Daily Forex Reports | by Kate Curtis | Wednesday, 29 June 2016 02:40 UTC
AUDNZD confirmed a long-term reversal pattern, breaking below the neckline of its double top formation on the daily time frame. This signals that price could fall by around 800 pips, which is the same height as the chart pattern.
The 100 SMA is below the 200 SMA so the path of least resistance is to the downside. However, stochastic is already indicating oversold conditions, which suggests that buyers could take over once sellers take a break. If so, price could still pull back to the broken neckline around 1.0500 to 1.0600.
A move back above the neckline could indicate that the breakdown was a false one, possibly putting AUDNZD back on track towards testing the previous highs at 1.1300.

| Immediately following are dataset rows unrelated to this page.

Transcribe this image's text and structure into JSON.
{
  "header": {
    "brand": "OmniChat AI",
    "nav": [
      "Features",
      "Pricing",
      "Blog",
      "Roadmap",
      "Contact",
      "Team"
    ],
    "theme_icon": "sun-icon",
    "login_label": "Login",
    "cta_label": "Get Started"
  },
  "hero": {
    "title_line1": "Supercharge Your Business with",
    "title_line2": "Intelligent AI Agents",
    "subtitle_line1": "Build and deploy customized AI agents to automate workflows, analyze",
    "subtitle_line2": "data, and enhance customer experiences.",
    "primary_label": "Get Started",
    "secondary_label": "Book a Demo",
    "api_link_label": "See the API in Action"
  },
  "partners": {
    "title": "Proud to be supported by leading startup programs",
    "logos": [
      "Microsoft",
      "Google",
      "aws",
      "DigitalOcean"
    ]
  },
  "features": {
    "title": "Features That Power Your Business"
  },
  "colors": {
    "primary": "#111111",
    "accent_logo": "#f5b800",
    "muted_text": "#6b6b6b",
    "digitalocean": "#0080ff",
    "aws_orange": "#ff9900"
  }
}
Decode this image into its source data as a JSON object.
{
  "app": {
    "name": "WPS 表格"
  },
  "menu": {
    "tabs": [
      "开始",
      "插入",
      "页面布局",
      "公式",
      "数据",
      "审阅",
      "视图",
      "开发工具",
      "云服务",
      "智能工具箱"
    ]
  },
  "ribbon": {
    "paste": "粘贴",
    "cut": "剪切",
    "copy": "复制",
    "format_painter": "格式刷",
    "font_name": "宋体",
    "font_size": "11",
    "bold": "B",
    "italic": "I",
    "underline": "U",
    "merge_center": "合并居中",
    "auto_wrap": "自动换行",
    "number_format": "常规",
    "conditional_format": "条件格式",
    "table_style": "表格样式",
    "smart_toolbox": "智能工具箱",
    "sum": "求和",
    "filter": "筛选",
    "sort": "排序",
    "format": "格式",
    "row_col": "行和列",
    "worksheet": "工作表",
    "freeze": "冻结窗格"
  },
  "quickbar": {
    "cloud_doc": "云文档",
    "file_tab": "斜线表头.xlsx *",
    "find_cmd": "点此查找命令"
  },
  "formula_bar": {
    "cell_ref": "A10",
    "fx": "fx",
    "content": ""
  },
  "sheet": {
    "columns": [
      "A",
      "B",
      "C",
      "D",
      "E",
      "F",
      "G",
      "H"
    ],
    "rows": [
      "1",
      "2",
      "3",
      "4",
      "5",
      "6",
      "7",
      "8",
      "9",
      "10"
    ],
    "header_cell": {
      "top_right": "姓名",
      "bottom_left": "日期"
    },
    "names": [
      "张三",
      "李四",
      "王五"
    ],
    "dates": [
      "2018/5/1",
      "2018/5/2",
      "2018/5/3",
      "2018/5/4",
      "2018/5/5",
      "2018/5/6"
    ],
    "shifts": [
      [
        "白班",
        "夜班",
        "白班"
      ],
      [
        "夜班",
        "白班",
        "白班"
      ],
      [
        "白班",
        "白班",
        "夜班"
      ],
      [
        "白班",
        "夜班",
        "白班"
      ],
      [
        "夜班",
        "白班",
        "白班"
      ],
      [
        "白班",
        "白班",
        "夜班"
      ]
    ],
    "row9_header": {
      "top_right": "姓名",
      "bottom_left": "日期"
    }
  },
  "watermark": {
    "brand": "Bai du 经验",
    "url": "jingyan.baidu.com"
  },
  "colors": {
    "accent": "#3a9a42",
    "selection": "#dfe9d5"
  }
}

There are no major reports up for release from both Australia and New Zealand for the rest of the week, as it appears that risk sentiment has been the biggest market-mover these days. The Brexit decision has weighed on risk appetite but it appears that the New Zealand economy is on better footing in this regard.
Just recently, NZ Finance Minister Bill English remarked that the Brexit may increase the attractiveness of the Kiwi, as credit rating agencies have been positive on their economy and government. However, he did mention that the RBNZ has room to cut rates if the Brexit has negative repercussions on the global economy.
Meanwhile, RBA officials haven't commented on whether or not they're considering cutting rates to keep the economy supported after a Brexit. Gold prices have been climbing, supporting the positively correlated Australian dollar as well.